Вот и дети. Набрасываются на меня, целуют, тискают, бодают с двух сторон головенками, а я добродушно хохочу. Я — Серюзье. Я рассказываю им о Бухаресте, о путешествии в самолете. А когда они идут в школу, ухожу вместе с ними. Туанетта учится в ближайшей школе, в нескольких шагах от дома, только перейти дорогу. Все эти три недели я мог бы каждый день смотреть из своего окна, как она входит и выходит, но мне это почему-то не приходило в голову. У ворот она еще раз повисла на мне, поцеловала и побежала в школу. Люсьену идти дальше — лицей Роллена, где он учится, находится на другой стороне Монмартра. Мы с ним пошли по улице Жирардона. По дороге он сообщил мне, что хочет стать натуралистом, и с восхищением рассказал о новом соседе, господине Сореле, которого они встретили в музее: как здорово он разбирается в доисторических животных. Во мне взыграла ревность, и я поспешил охладить его пыл.

— Полторы тысячи литров? Да ничего подобного. Мегатерий давал не больше двухсот. Этот твой натуралист, малыш, кажется, не такой уж знаток. И, по-моему, с его стороны нехорошо пользоваться детской доверчивостью и молоть такую чепуху. Скорее всего он такой же натуралист, как я архиепископ. При первой же встрече не постесняюсь сказать ему все, что я о нем думаю.

Моя эрудиция, конечно, произвела на Люсьена впечатление, но он вздыхает — ему жаль полутора тысяч литров. Только лишний раз убедился: сногсшибательными сведениями не стоит делиться с родителями. Разве от них услышишь что-нибудь таинственное и невероятное. Вскоре нас нагнал одноклассник Люсьена, Ален Ледюк.

— Знаешь, — сообщил ему Люсьен, — оказывается, все, что я тебе в прошлый раз говорил про мегатерия — помнишь, будто он дает полторы тысячи литров, — все это враки. Всего двести литров. Так папа говорит.
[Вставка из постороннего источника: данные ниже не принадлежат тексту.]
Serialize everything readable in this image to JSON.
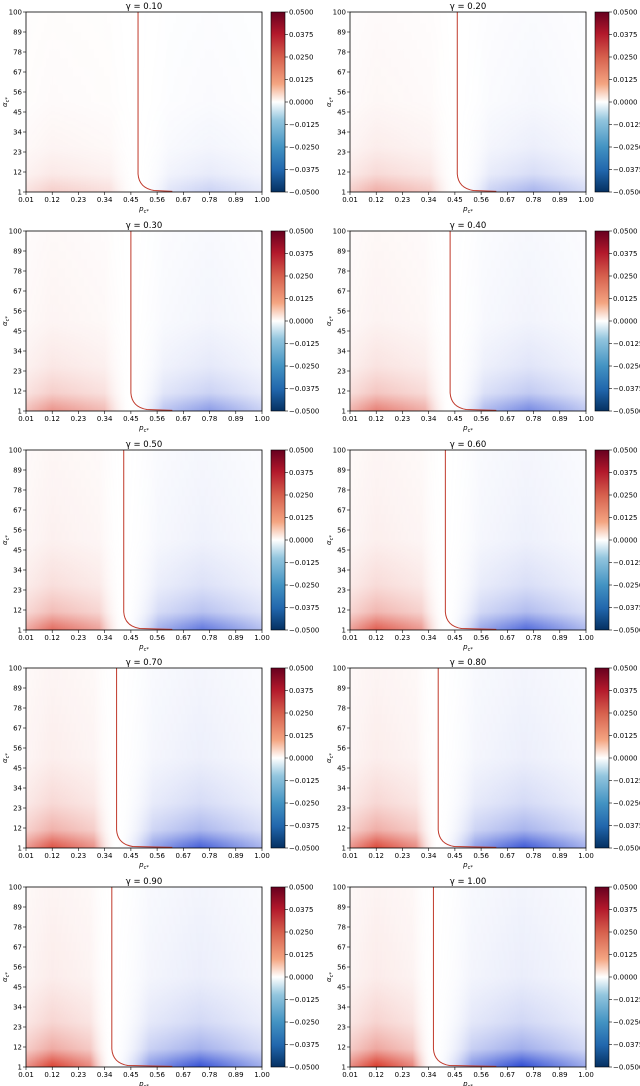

— Угу, — вежливо поддакнул Ледюк, но по глазам было видно, что он ни в грош не ставит мои слова. Во взгляде его сквозила насмешка и даже неприязнь. Видно, он уже успел или как раз собирался поведать о феноменальном удое приятелям и не желал ни с того ни с сего отказываться от удовольствия посмаковать этот факт.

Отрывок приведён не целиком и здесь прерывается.